Aus deiner Schilderung lese ich, du findest einen guten Draht zu Jugendlichen. Möglicherweise spüren sie auf einer unbewussten Ebene, deinen Respekt und die Wertschätzung für das Leben der Menschen.

Dass sich Menschen nicht den herrschenden sozialen und gesellschaftlichen Regeln unterwerfen (wollen), halte ich für einen wesentlichen Denkanstoß. Dieser alles zu beherrschen erscheinende Kapitalismuswahn produziert in diesem Wettbewerb um Sieger und Verlierer zunehmend Verlierer, die auf der Strecke bleiben und sie wie Dreck aus dem System auswirft.

Umso erfreulicher, zu lesen, wie dich das Schicksal dieses (unbekannten) Jungen berührt und du für ein paar Augenblicke Anteil nimmst an seinem Dasein.

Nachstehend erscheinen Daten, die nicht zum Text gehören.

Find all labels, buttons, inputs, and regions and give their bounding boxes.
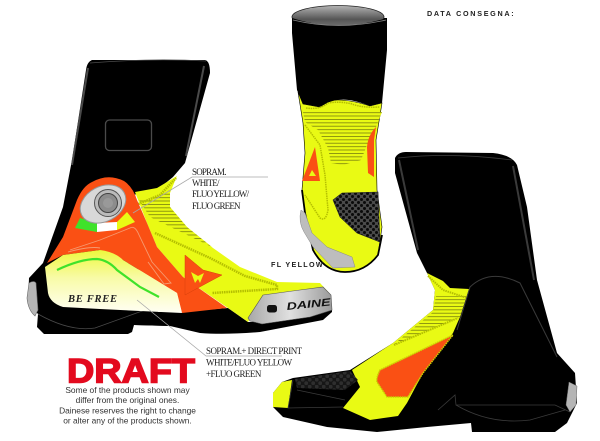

Von Menschen mit Mitgefühl zu lesen, tut mir gut.


Liebe Grüße
Rose
Lange-Weile - 9. Feb, 09:15

Impulse oder jeder geht seine Weg

Hallo Rose,

leider brechen auch aus "guten" Familien Kinder aus und entscheiden sich für ein Vagabundenleben. Hinter ihre eigene Motivation kommen sie wahrscheinlich selber nicht. Vielleicht haben sich sich ihre Familie so schlecht geredet, dass sie nicht mehr unter ihnen leben wollen. Menschen tun Sachen, die nicht immer logisch sind. Sie folgen einfachen Impulsen und denken dabei nicht an morgen.Sie leben nur für den Tag, für den Moment, missachten dabei die Regel des karmischen Handels. "Alles was in meinem Leben geschieht, ist die Folge meiner Entscheidung"

Man kann diesen Jugendlichen immer wieder Angebote machen, wie die Aufnahme auf einen Bauernhof. Eine super gute Idee, wie ich finde. Die verlorenen Seelen werden wieder geerdet und können vielleicht Wurzeln schlagen um Halt zu finden.

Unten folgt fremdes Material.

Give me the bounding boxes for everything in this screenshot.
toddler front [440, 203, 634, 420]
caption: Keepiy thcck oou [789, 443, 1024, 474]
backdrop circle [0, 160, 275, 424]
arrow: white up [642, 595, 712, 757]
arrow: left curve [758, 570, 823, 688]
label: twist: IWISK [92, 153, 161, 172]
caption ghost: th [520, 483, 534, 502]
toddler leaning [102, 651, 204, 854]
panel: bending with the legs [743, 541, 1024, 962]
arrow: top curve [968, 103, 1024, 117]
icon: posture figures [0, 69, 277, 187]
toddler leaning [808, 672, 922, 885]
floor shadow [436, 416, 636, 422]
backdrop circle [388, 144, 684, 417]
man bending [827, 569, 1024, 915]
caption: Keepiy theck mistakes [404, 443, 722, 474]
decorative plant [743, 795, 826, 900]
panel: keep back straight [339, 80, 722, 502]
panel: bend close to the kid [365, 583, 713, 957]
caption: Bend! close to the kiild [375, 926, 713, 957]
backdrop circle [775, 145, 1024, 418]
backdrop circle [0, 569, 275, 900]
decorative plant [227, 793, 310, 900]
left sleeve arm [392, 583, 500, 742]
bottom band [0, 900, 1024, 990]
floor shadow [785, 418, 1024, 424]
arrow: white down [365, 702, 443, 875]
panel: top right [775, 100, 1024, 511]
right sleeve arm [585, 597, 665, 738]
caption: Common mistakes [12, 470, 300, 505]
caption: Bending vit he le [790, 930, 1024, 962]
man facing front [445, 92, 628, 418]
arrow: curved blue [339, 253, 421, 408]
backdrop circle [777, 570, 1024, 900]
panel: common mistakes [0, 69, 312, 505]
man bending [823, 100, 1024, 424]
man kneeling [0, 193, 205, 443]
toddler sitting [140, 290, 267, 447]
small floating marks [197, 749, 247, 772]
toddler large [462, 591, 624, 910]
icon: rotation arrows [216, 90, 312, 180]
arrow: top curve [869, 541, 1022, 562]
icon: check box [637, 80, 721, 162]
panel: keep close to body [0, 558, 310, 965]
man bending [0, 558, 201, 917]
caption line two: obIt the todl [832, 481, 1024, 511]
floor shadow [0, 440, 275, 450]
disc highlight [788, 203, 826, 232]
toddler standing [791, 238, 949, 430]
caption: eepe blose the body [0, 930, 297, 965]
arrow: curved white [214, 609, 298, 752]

Die Technisierung unter Welt macht es für die Menschen nicht besser. Damit verlieren verlorene Seelen noch schneller die Bodenhaftung.
LG La We

herbstfrau - 9. Feb, 17:35

so traurig

und doch so verbreitet.
Wie werden Kinder so..warum werden Kinder so..wann beginnt ein Kind sich so zu verändern..
ein gewisser Trotz war in seinen Worten zu spüren. Ist mir doch egal...

Mhm, da fällt mir eine Parallele ein..
Letzten Monat hatte ich über Tage im Messenger einen Chat mit einem meiner ehemaligen Schüler.....

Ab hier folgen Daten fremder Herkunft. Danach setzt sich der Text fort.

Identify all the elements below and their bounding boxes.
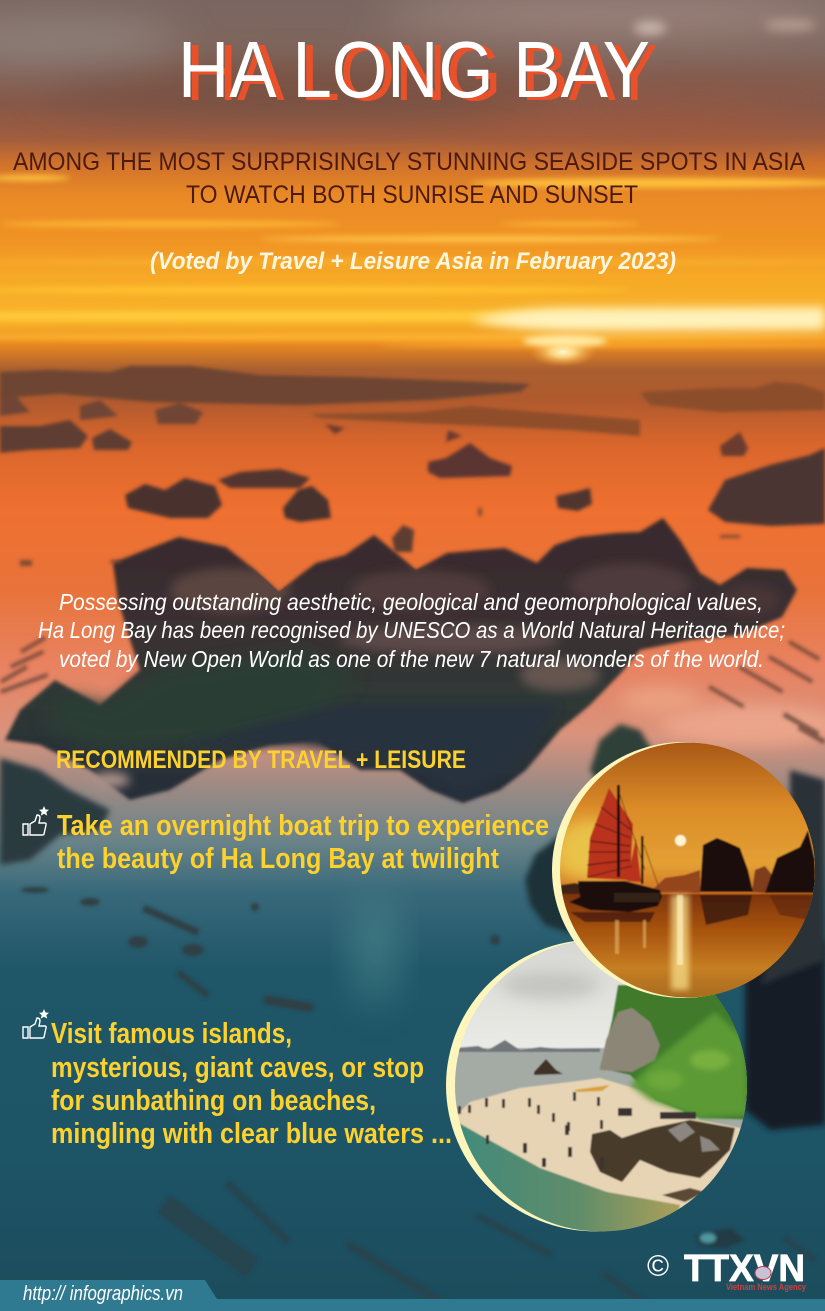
recommendation 1 text: the beauty of Ha Long Bay at twilight <box>57 843 499 875</box>
footer band with website tab <box>0 1280 825 1311</box>
logo: TTXVN Vietnam News Agency: Vietnam News Agency <box>726 1282 806 1292</box>
subtitle: TO WATCH BOTH SUNRISE AND SUNSET <box>186 181 638 209</box>
recommendation 2 text: Visit famous islands, <box>51 1018 292 1050</box>
description paragraph: Possessing outstanding aesthetic, geological and geomorphological values, <box>59 589 763 615</box>
logo: TTXVN Vietnam News Agency: TTXVN <box>684 1248 805 1290</box>
large central limestone islands and reflections <box>0 518 825 1130</box>
sky clouds <box>0 0 825 367</box>
description paragraph: voted by New Open World as one of the new 7 natural wonders of the world. <box>59 646 764 672</box>
icon: thumbs up 1 <box>23 806 49 835</box>
logo: TTXVN Vietnam News Agency: © <box>647 1250 669 1283</box>
icon: thumbs up 2 <box>23 1009 49 1038</box>
recommendation 1 text: Take an overnight boat trip to experience <box>57 810 549 842</box>
recommendation 2 text: mingling with clear blue waters ... <box>51 1118 452 1150</box>
distant ridges and islets <box>0 366 825 552</box>
voted note: (Voted by Travel + Leisure Asia in February 2023) <box>150 248 676 275</box>
description paragraph <box>38 589 785 672</box>
title: HA LONG BAY <box>186 28 658 117</box>
photo circle: beach <box>446 935 760 1240</box>
title: HA LONG BAY <box>178 25 650 114</box>
recommendation 2 text: for sunbathing on beaches, <box>51 1085 376 1117</box>
recommended heading: RECOMMENDED BY TRAVEL + LEISURE <box>56 746 466 774</box>
fish farms and boats on the water <box>0 508 825 1311</box>
photo circle: boat at sunset <box>552 740 820 1000</box>
website address: http:// infographics.vn <box>23 1283 183 1305</box>
recommendation 2 text <box>51 1018 452 1150</box>
subtitle <box>13 148 805 209</box>
recommendation 1 text <box>57 810 549 875</box>
recommendation 2 text: mysterious, giant caves, or stop <box>51 1052 424 1084</box>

Lange-Weile - 14. Feb, 12:45

Resignation

Hallo Herbstfrau,

ja..für unsere Augen sieht es wirklich traurig aus, weil uns solch ein Lebensmodell fremd ist. Dem Jungen schien es trotzdem ganz gut zu gehen, aus seiner Sicht natürlich, aus meiner Sicht eher nicht
Aber warum werden sie so. Bis zum 10 Lebensjahr sollen die Kinder nachahmen, was sie in ihrem Umfeld täglich erleben. Wenn in der Familie die Kraft fehlt, den Kindern, etwas mit auf dem Weg zu geben, d.h. wenn schon in der Vater im Grunde noch ein "schwaches Kind" steckt, weil dessen Vater schwach war, dann kann er seinem Sohn auch keine Lebensregeln mit auf den Weg geben. Dito .. die Mutter. Sehr häufig halten "schwache" Menschen aneinander fest.
Oft sind es auch Menschen, die schon früh resigniert haben "hat eh keinen Zweck" ..es kann 1 000 Gründe dafür geben. von denen nur wenige von Außen erkennbar sind.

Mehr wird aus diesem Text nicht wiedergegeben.